Fiscal Challenges: An Interdisciplinary Approach to Budget Policy.
Elizabeth Garrett, Elizabeth Graddy, Howell E. Jackson (공)저,
Cambridge University Press, 2008
※ 메모: Michael J. Boskin:
... A pure consumption tax, however levied, would guarantee both [intertemporal neutrality and atemporal neutrality]. Note that the consumption-saving neutrality is independent of the structure of marginal rates. A progressive consumed-income tax can be neutral for traditional saving and investment. It is, however, important to note several practical issues in comparing real-world, as opposed to textbook, income and consumption taxes.
- First, intangible investment such as research and development accounts for a sizeable portion of investment and is accorded "consumption tax" treatment by expensing in the
income tax. - Second, both income and consumption taxes tax above-normal returns to saving.
- Third, an impure consumption taxes, such as one that allowed deductibility of both saving and interest, could wind up subsidizing investment.
Most current "tax systems" are really hybrids of pure income and pure consumption taxes or, even more precisely, range from subsidy to single, double, triple, or quadruple taxation of saving.
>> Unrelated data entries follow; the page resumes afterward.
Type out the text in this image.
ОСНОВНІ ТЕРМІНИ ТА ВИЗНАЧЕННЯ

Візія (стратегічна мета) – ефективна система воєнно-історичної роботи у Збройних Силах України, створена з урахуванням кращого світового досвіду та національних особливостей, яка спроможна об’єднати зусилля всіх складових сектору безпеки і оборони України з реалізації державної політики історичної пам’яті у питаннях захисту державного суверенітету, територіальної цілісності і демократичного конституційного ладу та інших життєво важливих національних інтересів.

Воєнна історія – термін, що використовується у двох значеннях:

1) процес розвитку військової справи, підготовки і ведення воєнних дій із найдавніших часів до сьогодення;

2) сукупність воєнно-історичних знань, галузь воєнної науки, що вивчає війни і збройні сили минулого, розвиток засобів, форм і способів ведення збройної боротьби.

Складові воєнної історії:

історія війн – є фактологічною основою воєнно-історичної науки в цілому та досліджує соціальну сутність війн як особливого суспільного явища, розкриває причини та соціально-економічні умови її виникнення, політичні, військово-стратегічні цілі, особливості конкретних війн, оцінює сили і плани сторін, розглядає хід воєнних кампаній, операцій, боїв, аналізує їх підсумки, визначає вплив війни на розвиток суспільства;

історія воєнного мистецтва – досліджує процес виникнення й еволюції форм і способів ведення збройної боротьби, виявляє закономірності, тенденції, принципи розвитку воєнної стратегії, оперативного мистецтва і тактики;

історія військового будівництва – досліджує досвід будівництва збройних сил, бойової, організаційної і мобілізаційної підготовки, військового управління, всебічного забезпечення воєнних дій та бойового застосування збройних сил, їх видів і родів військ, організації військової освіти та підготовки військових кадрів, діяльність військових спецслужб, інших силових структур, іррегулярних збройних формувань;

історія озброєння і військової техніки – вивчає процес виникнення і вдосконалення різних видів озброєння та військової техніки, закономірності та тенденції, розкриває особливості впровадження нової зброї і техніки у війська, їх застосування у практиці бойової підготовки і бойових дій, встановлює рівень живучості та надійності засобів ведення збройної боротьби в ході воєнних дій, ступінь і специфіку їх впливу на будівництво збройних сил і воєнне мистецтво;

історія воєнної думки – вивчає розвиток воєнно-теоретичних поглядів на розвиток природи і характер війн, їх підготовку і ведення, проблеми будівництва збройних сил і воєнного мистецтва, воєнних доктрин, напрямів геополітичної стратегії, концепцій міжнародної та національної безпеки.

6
In modern economics and in the economic development process, human capital, the investment in knowledge and skills of the labor force primarily through education and on-the-job training, is vitally important to growth. And the consumption-tax neutrality argument for human investment only holds for a flat rate. As I first demonstrated 30 years ago, it is the progressive rate structure that deters human capital investment. Most on-the-job training and much of higer education costs are financed by foregone earnings, which are not taxed. To take a simple example, suppose an early career worker earns $60,000, but one-third of his or her time is spent acquring skills. Thus, the $60,000 is pay for the two-thirds of time; the other one-third of time is compensated by the skill acquisition. To economists, the worker is earning $90,000, paying $30,000 for the skills and netting $60,000. But the structure of the job(not to mention personal tax savings) makes it convenient to suppress the $30,000 "transaction" between the worker and the firm. It is as if the foregone earnings were included in taxable income, but then immediately expensed. A flat rate does not affect the net return to such human investment decisions, but a progressive rate structure would reduce the returns and impede investment because the higher earnings generated by the investment would be taxed at a higher rate than that at which the investment was expensed. Thus there is a serious trade-off between the goals of equity and efficiency in the tax system. Low-rate(s) consumed-income taxes combined with efficient and targeted transfers would appear to be the best combination in many circumstances.